The voltage change of t was measured. As a result, the conductive parts 2a, 2b
The output voltage is about 98 in both cases of 1mm and 3mm.
At 0 mV (after 40 dB amplification), the response speed was about 98 ms.
From these results, it has been clarified that the resistance value R of the infrared detecting element can be controlled by changing the interval between the conductive portions 2a and 2b, and that the sensitivity and the response speed are not affected at all.

[0021]

As described above, according to the present invention, a hybrid fiber is formed by arranging a pair of conductive portions on a semiconductor fiber at an interval, and by changing the interval, a hybrid fiber is obtained. The resistance value can be controlled.
Therefore, a semiconductor fiber having a high resistivity can be used at a low resistance without affecting its thermal characteristics, and an infrared detecting element having high sensitivity and good responsiveness can be obtained.
Further, since there is no need to increase the number of semiconductor fibers, a small and inexpensive infrared detecting element can be obtained.

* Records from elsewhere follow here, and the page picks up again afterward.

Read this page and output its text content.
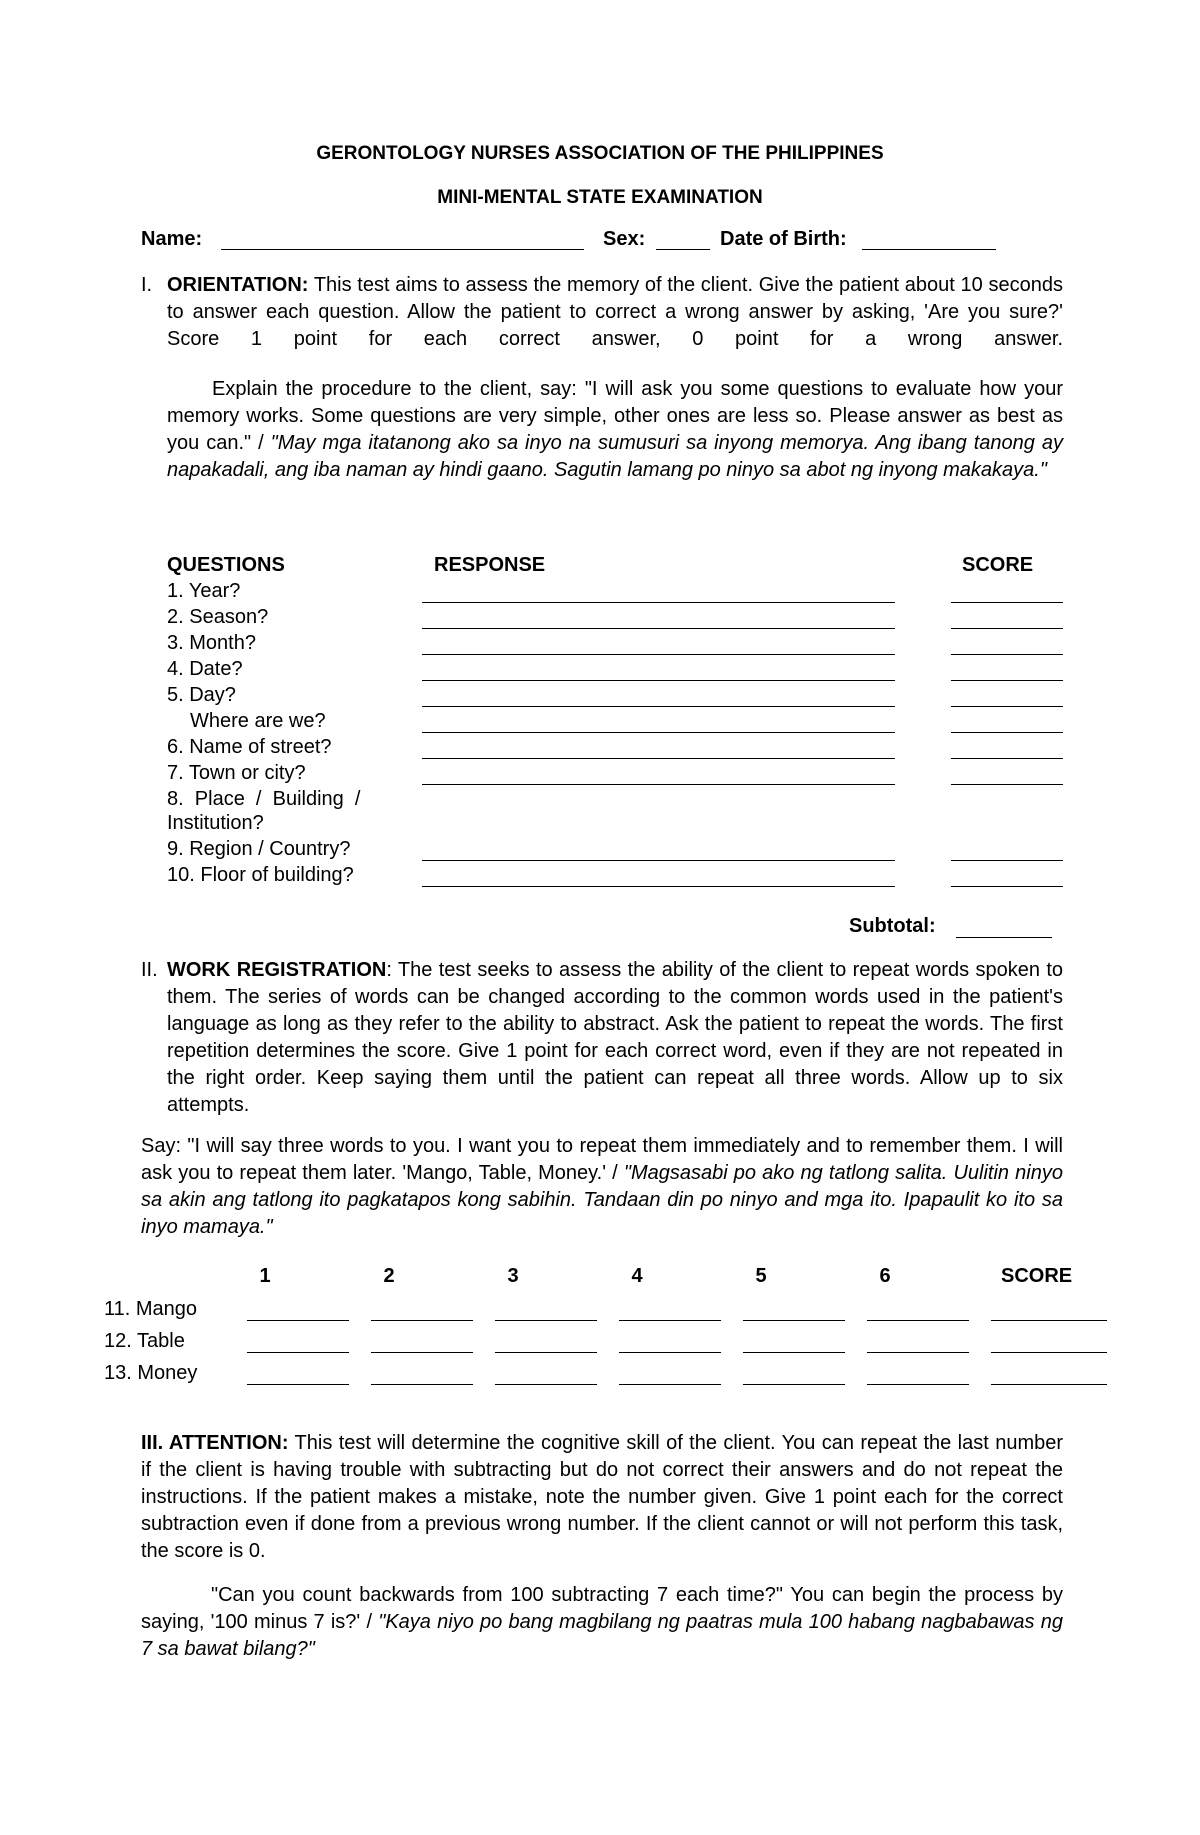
GERONTOLOGY NURSES ASSOCIATION OF THE PHILIPPINES
MINI-MENTAL STATE EXAMINATION
Name:	Sex:	Date of Birth:
I. ORIENTATION: This test aims to assess the memory of the client. Give the patient about 10 seconds to answer each question. Allow the patient to correct a wrong answer by asking, 'Are you sure?' Score 1 point for each correct answer, 0 point for a wrong answer.
Explain the procedure to the client, say: "I will ask you some questions to evaluate how your memory works. Some questions are very simple, other ones are less so. Please answer as best as you can." / "May mga itatanong ako sa inyo na sumusuri sa inyong memorya. Ang ibang tanong ay napakadali, ang iba naman ay hindi gaano. Sagutin lamang po ninyo sa abot ng inyong makakaya."
QUESTIONS	RESPONSE	SCORE
1. Year?
2. Season?
3. Month?
4. Date?
5. Day?
Where are we?
6. Name of street?
7. Town or city?
8.  Place  /  Building  /
Institution?
9. Region / Country?
10. Floor of building?
Subtotal:
II. WORK REGISTRATION: The test seeks to assess the ability of the client to repeat words spoken to them. The series of words can be changed according to the common words used in the patient's language as long as they refer to the ability to abstract. Ask the patient to repeat the words. The first repetition determines the score. Give 1 point for each correct word, even if they are not repeated in the right order. Keep saying them until the patient can repeat all three words. Allow up to six attempts.
Say: "I will say three words to you. I want you to repeat them immediately and to remember them. I will ask you to repeat them later. 'Mango, Table, Money.' / "Magsasabi po ako ng tatlong salita. Uulitin ninyo sa akin ang tatlong ito pagkatapos kong sabihin. Tandaan din po ninyo and mga ito. Ipapaulit ko ito sa inyo mamaya."
1	2	3	4	5	6	SCORE
11. Mango
12. Table
13. Money
III. ATTENTION: This test will determine the cognitive skill of the client. You can repeat the last number if the client is having trouble with subtracting but do not correct their answers and do not repeat the instructions. If the patient makes a mistake, note the number given. Give 1 point each for the correct subtraction even if done from a previous wrong number. If the client cannot or will not perform this task, the score is 0.
"Can you count backwards from 100 subtracting 7 each time?" You can begin the process by saying, '100 minus 7 is?' / "Kaya niyo po bang magbilang ng paatras mula 100 habang nagbabawas ng 7 sa bawat bilang?"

[Brief description of the drawings]

FIG. 1 is a basic configuration diagram of an infrared detecting element of the present invention.

FIG. 2 is a basic configuration diagram of a conventional infrared detecting element.

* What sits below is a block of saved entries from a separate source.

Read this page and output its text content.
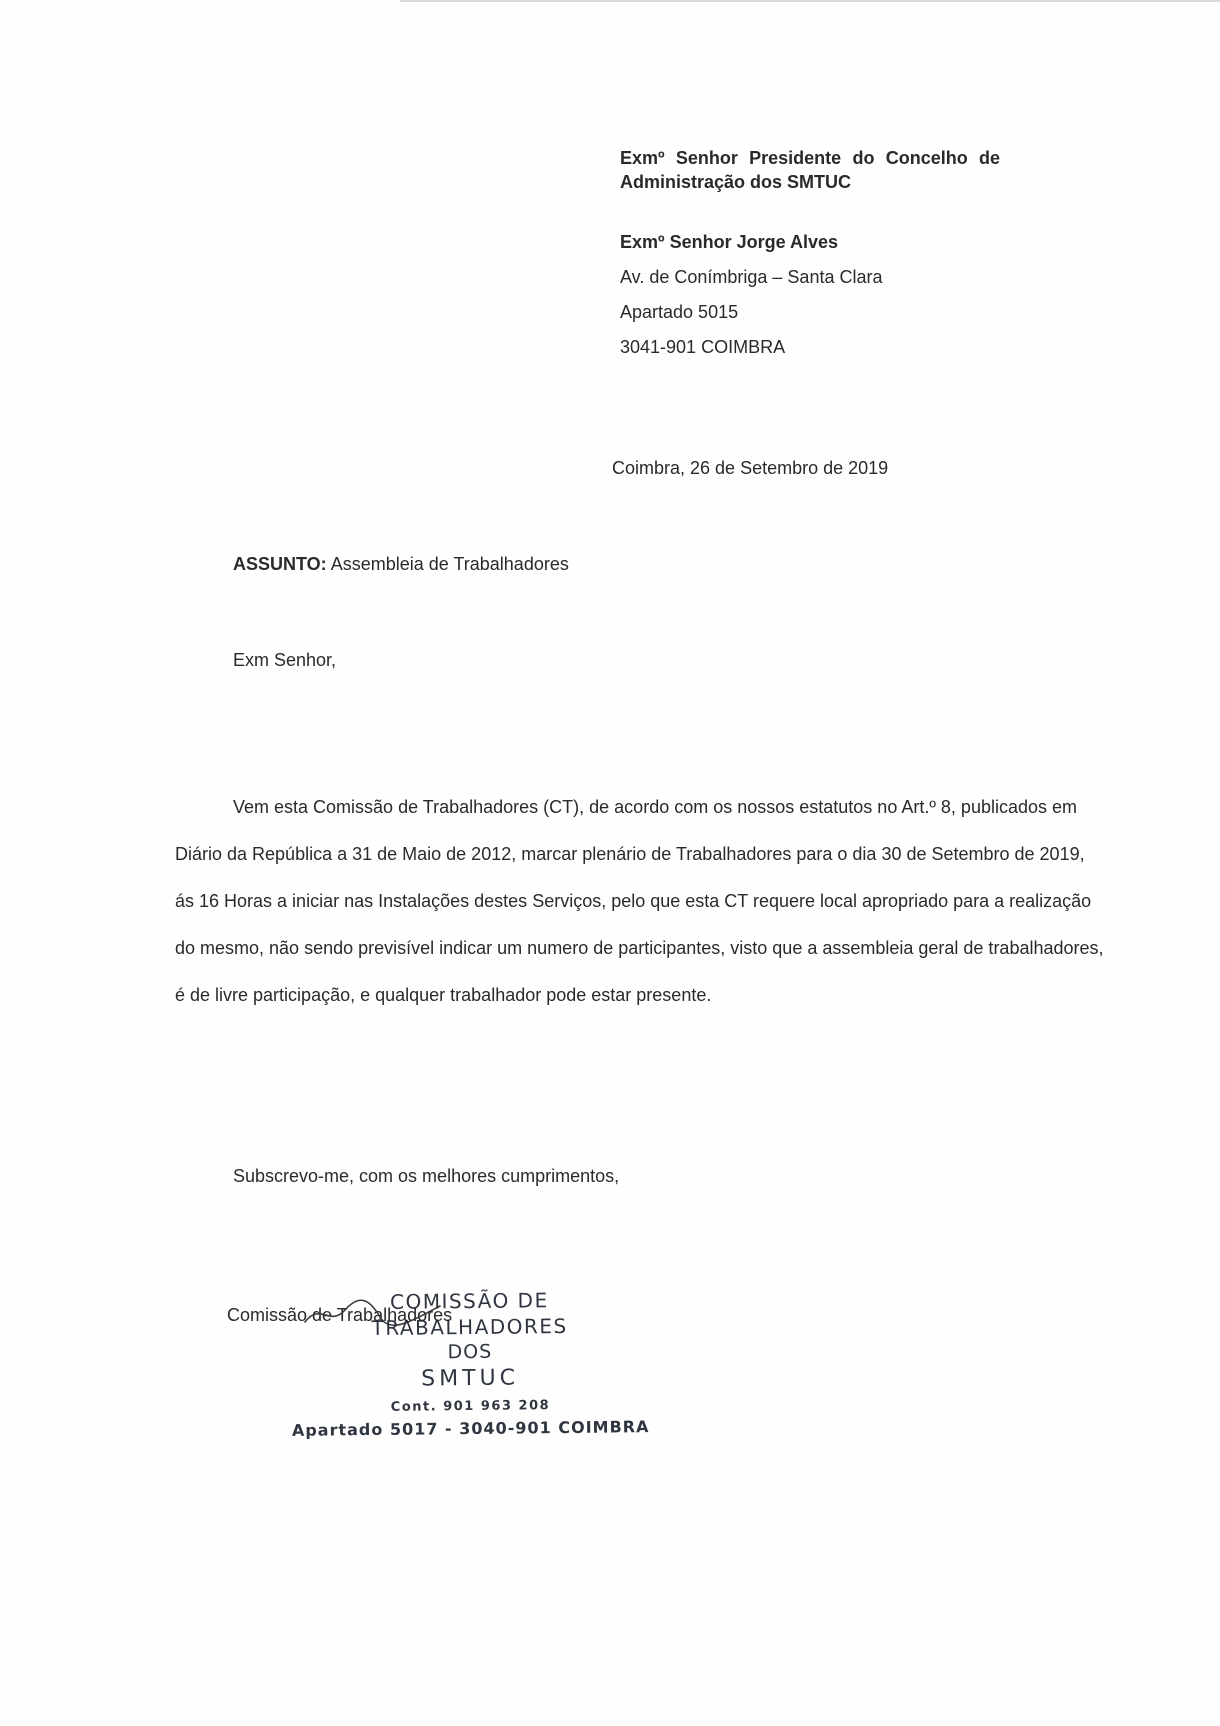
Exmº Senhor Presidente do Concelho de
Administração dos SMTUC
Exmº Senhor Jorge Alves
Av. de Conímbriga – Santa Clara
Apartado 5015
3041-901 COIMBRA
Coimbra, 26 de Setembro de 2019
ASSUNTO: Assembleia de Trabalhadores
Exm Senhor,
Vem esta Comissão de Trabalhadores (CT), de acordo com os nossos estatutos no Art.º 8, publicados em
Diário da República a 31 de Maio de 2012, marcar plenário de Trabalhadores para o dia 30 de Setembro de 2019,
ás 16 Horas a iniciar nas Instalações destes Serviços, pelo que esta CT requere local apropriado para a realização
do mesmo, não sendo previsível indicar um numero de participantes, visto que a assembleia geral de trabalhadores,
é de livre participação, e qualquer trabalhador pode estar presente.
Subscrevo-me, com os melhores cumprimentos,
Comissão de Trabalhadores
COMISSÃO DE TRABALHADORES
DOS
SMTUC
Cont. 901 963 208
Apartado 5017 - 3040-901 COIMBRA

FIG. 3 is a perspective view showing a specific configuration of the infrared detecting element according to the present invention.

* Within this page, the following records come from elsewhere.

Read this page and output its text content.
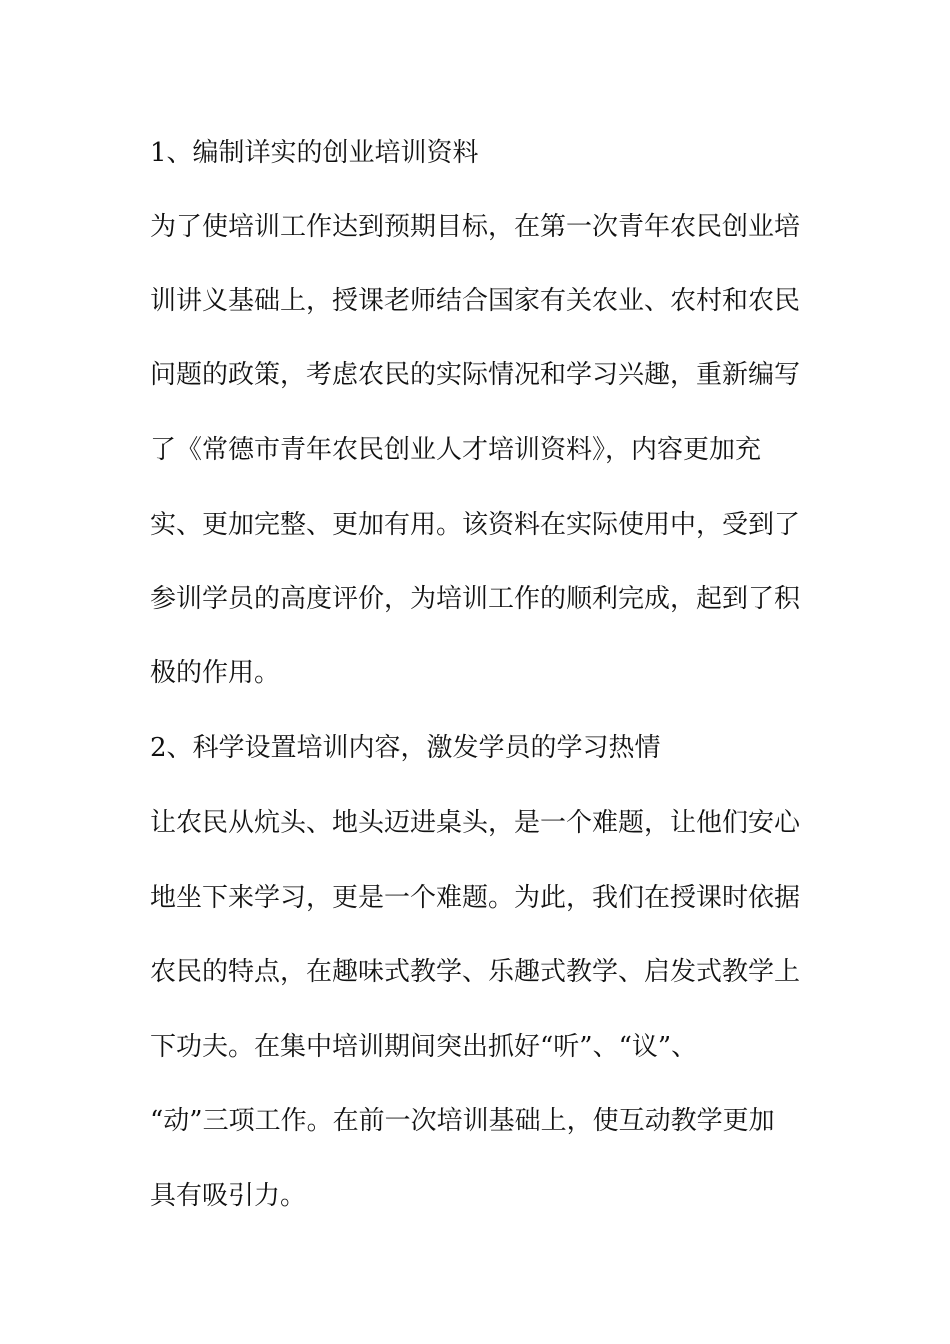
1、编制详实的创业培训资料

为了使培训工作达到预期目标，在第一次青年农民创业培

训讲义基础上，授课老师结合国家有关农业、农村和农民

问题的政策，考虑农民的实际情况和学习兴趣，重新编写

了《常德市青年农民创业人才培训资料》，内容更加充

实、更加完整、更加有用。该资料在实际使用中，受到了

参训学员的高度评价，为培训工作的顺利完成，起到了积

极的作用。

2、科学设置培训内容，激发学员的学习热情

让农民从炕头、地头迈进桌头，是一个难题，让他们安心

地坐下来学习，更是一个难题。为此，我们在授课时依据

农民的特点，在趣味式教学、乐趣式教学、启发式教学上

下功夫。在集中培训期间突出抓好“听”、“议”、

“动”三项工作。在前一次培训基础上，使互动教学更加

具有吸引力。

FIG. 4 is a sectional view of the infrared detecting element according to the present invention.

FIG. 5 is a circuit diagram of an infrared detection circuit according to the present invention.

[Explanation of symbols]

 DESCRIPTION OF SYMBOLS 1 Semiconductor fiber 2a, 2b Conductive part 3 Hybrid fiber 4a, 4b Supporting electrode 5a, 5b Conductive paste Rs Infrared detecting element

──────────────────────────────────────────────────続 き Continuing on the front page (72) Inventor Norio Muto 1-6-6 Moto-Akasaka, Minato-ku, Kyoto Sogo Security Services Co., Ltd. (72) Inventor Hiroaki Yanagita 1-3-19 Sasucho, Chofu-shi, Tokyo (72) Inventor Masaru Miyayama 1048-1-3-609 Nakanoshima, Tama-ku, Kawasaki City, Kanagawa Prefecture (56) References JP-A-2-310430 (JP, A) JP-A-4-92656 (JP, U) ( 58) Fields surveyed (Int.Cl. ⁷ , DB name) G01J 1/02 G01J 5/02 H01L 37/00 H01L 31/00-31/09

Claims (1)

(57) [Claims] At least one or more semiconductor fibers each comprising a semiconductor fiber whose electric resistance changes with temperature and a pair of conductors formed on the semiconductor fiber so as to face each other at intervals. A hybrid fiber, and a support electrode that is connected to both ends of the hybrid fiber so that electricity and heat are well transmitted to both the semiconductor fiber and the conductive portion, and that supports the hybrid fiber so as to float in the air. Infrared detecting element.